Discussions about suggestions (and people posting against them) will still happen, regardless of the system allowing them. Just like review discussions happen regardless of review themselves being reduced to a score and a comments section.
GOG's current implementation of this "wishlist scoreboard" allows for comments, so people can comment on the suggestions anyway.
It's just that this feature (1) makes it way easier to find relevant suggestions and (1') discourages posting duplicates, and (2) has a mechanism that puts more focus on the suggestion itself rather than the comments on it, a mechanism that incidentally (3) also reduces the impact of people who post multiple times (since they can only vote on each suggestion once), thus reducing the impact of people who will argue endlessly.
(1') How so? Does GOG manually merge similar suggestions?
(2) Assuming focus will be put on relevant suggestions
(3) 'Once' per account.
The problem I see with GOG's implementation is they deal with a fraction of the Steam userbase. And are making suggestions on a niche client and store.

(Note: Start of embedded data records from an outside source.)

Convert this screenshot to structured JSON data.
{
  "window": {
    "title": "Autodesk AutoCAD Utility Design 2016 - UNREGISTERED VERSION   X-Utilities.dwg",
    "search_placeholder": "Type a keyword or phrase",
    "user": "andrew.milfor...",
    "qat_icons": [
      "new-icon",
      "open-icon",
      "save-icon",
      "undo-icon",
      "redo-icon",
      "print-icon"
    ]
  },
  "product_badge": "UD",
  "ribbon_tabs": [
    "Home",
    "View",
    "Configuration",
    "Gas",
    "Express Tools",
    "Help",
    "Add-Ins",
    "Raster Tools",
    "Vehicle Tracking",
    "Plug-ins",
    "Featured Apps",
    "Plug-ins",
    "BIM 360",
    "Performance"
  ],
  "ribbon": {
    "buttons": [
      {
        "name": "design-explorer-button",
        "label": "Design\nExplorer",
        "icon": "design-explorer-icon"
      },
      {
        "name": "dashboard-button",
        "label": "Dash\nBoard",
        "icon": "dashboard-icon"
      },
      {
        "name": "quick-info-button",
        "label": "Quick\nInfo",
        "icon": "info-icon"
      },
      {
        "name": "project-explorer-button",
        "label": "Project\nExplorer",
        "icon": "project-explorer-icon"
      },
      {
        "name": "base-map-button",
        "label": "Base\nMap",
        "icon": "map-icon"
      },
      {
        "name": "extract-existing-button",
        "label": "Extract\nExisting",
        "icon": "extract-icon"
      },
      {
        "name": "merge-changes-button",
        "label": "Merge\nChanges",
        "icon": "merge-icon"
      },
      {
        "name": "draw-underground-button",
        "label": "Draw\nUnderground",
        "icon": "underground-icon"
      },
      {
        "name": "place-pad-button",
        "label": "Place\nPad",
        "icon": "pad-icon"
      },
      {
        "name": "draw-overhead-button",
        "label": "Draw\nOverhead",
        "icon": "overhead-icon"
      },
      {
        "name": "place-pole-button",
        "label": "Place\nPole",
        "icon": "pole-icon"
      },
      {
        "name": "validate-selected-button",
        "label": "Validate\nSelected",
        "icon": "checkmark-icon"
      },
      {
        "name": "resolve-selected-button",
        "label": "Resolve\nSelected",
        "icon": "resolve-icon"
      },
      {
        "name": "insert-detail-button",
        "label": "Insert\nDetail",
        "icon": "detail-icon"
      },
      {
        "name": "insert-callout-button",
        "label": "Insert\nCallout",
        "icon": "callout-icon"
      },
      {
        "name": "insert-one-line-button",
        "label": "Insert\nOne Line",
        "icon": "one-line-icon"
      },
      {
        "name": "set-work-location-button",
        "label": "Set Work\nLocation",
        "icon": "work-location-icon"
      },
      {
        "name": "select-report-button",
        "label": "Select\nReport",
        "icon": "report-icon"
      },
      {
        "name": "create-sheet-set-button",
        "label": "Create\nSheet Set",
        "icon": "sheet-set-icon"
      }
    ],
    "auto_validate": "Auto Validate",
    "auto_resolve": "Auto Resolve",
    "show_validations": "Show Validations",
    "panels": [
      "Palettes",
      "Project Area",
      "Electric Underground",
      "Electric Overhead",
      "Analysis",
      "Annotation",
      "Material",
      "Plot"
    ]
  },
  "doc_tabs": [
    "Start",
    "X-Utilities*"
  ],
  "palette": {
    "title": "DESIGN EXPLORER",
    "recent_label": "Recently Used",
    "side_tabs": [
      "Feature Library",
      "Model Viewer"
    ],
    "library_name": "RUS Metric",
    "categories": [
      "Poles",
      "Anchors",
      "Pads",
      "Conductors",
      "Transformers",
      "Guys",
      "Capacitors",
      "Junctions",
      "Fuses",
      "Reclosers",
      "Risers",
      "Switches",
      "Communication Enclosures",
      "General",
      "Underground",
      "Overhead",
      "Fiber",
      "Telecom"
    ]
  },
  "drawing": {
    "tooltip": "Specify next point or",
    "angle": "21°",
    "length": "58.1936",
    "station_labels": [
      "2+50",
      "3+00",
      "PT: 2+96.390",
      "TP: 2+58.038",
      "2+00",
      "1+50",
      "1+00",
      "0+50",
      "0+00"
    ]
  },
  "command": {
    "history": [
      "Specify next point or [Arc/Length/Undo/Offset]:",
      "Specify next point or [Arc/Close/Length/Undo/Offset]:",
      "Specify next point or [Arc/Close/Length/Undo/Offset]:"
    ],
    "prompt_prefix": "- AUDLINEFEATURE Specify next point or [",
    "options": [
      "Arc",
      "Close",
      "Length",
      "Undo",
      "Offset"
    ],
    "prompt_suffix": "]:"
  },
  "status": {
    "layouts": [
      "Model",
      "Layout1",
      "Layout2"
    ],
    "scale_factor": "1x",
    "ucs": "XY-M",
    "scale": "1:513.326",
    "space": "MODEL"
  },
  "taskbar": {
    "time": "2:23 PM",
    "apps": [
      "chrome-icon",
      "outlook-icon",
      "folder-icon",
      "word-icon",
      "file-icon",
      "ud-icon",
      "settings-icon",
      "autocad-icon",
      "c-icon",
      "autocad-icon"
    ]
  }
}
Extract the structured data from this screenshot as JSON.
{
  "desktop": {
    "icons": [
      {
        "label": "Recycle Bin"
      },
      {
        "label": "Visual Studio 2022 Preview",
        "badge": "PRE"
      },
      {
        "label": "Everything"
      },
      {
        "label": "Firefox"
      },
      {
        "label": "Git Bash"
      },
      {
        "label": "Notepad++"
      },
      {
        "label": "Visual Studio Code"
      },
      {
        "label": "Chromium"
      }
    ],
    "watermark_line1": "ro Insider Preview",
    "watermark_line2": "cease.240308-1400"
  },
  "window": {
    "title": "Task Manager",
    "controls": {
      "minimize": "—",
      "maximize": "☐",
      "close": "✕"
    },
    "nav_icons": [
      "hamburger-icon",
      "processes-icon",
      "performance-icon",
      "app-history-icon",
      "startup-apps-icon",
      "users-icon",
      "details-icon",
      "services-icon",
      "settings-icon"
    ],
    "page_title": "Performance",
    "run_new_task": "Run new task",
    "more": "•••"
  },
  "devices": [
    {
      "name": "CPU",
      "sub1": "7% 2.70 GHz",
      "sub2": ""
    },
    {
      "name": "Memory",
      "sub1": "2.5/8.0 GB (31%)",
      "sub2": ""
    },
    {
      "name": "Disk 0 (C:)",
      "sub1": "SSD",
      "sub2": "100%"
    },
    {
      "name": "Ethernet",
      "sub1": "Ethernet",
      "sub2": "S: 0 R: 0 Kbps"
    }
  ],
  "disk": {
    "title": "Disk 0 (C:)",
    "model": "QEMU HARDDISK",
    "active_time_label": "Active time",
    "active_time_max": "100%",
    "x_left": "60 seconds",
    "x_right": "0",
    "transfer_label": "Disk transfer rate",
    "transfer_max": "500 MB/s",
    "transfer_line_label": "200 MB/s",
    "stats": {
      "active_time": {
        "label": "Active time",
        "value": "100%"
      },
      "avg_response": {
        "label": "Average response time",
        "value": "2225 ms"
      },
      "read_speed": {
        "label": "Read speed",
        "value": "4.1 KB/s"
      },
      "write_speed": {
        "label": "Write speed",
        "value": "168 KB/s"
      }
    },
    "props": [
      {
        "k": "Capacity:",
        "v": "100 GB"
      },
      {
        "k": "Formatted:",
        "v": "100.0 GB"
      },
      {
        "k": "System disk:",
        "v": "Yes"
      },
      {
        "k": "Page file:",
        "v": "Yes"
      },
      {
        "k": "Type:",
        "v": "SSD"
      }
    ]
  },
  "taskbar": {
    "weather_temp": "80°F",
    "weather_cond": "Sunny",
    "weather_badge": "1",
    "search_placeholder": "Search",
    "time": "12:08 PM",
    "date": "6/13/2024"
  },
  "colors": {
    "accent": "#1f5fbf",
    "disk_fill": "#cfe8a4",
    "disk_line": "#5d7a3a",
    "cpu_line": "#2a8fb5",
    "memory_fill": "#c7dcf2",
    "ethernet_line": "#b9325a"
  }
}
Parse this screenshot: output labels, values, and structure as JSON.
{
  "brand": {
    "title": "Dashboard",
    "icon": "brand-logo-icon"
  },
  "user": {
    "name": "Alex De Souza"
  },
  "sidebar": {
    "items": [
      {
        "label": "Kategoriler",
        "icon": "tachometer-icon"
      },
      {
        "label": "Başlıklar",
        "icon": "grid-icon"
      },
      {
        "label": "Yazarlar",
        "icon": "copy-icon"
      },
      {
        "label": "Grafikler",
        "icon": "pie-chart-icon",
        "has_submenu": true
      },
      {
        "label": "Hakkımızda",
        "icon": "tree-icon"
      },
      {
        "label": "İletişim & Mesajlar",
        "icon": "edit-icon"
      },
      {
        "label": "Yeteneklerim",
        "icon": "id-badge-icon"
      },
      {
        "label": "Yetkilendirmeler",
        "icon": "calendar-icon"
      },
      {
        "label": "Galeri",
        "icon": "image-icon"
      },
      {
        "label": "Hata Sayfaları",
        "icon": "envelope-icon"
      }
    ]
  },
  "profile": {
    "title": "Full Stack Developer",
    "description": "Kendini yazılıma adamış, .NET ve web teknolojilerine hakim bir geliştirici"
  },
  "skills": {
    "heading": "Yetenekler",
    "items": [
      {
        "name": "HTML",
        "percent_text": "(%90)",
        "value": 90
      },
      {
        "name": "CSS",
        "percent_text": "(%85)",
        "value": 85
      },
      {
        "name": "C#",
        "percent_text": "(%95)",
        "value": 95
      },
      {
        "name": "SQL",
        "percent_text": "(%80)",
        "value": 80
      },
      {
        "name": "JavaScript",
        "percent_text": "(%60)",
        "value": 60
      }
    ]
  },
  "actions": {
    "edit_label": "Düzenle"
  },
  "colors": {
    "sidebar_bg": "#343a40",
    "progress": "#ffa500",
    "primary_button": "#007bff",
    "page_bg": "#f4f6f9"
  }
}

I actually went and visited it: https://www.gog.com/wishlist (Shame no one linked to it until now, so we can see what we're talking about)
I find kind of funny how 'Most voted features this week' are:
Seeing that I don't see how GOG 'discourages posting duplicates' when two of the most voted suggestions this week are the very same suggestion. (#1 and #5 are also the same at their core)
I also see people posting their suggestions on the general forums whatsoever:
https://www.gog.com/forum/general/please_support_linux_with_a_proper_galaxy_client_for_working_cloud_saves
https://www.gog.com/forum/general/a_place_to_discuss_giveaways_epic_steam_ubisoft_and_all
Now, honestly. I wouldn't personally mind Steam making a similar wishlist, but just to witness the humongous mess it'd turn out the moment the Steam masses put their hands on them.
1'. GOG does not merge suggestions, as you noticed. But that's why duplicated suggestions don't look any more popular than their individual popularity scores. If you search for any reasonably-famous game (since GOG takes game suggestions), you may actually notice that there are alternate spellings or alternate editions that also exist, and they generally don't get as many upvotes. Those popularity scores can't be boosted or eroded by people posting comments repeatedly nor by people posting many different wordings of the same basic idea.
2. I'm not sure how you're defining "relevance" here, but if you're talking about whether a suggestion is worth implementing, there's no way to filter for that and you get a similar number of suggestions that don't mean much.
On the other hand, if by "relevance" you mean keeping the focus on the suggestion, then yes, the suggestion itself is the focus far more than the comments. The suggestion is displayed front and center and while you can try to hold a conversation in the comments they're not searchable nor upvotable/downvotable either.
3. Yes, once per account. Thus making posting again and again in the comments very much moot.
As for people posting suggestions elsewhere, you see that here on the Steam forums too. There's an active thread suggesting a gender field for the profile, in the Steam Discussions forum, right now.
Vote brigading has been an issue for UGC content since day one. It's impossible not to translate that same issue to a wishlist feature voting system.
A suggestion being worth implementing doesn't correlate with being highly upvoted. Which bring us back to the main issue which is 'people do things wrong' (oppose to my suggestion, voting something else as more popular)
The voting thing there more so to get people's attention with a thing that they can +1, taking the focus off of trying to control a conversation.
Also, you say vote brigading is an issue on Steam, "since day one" even, but it's not like Steam has gotten rid of things that can be vote-brigaded ether, but has in fact added more features that can be voted on.
Furthermore, Valve can even hook voting onto Steam's $5 requirement, creating an additional barrier.
And just because an idea isn't popular or isn't what you think is good doesn't mean it's a bad idea either.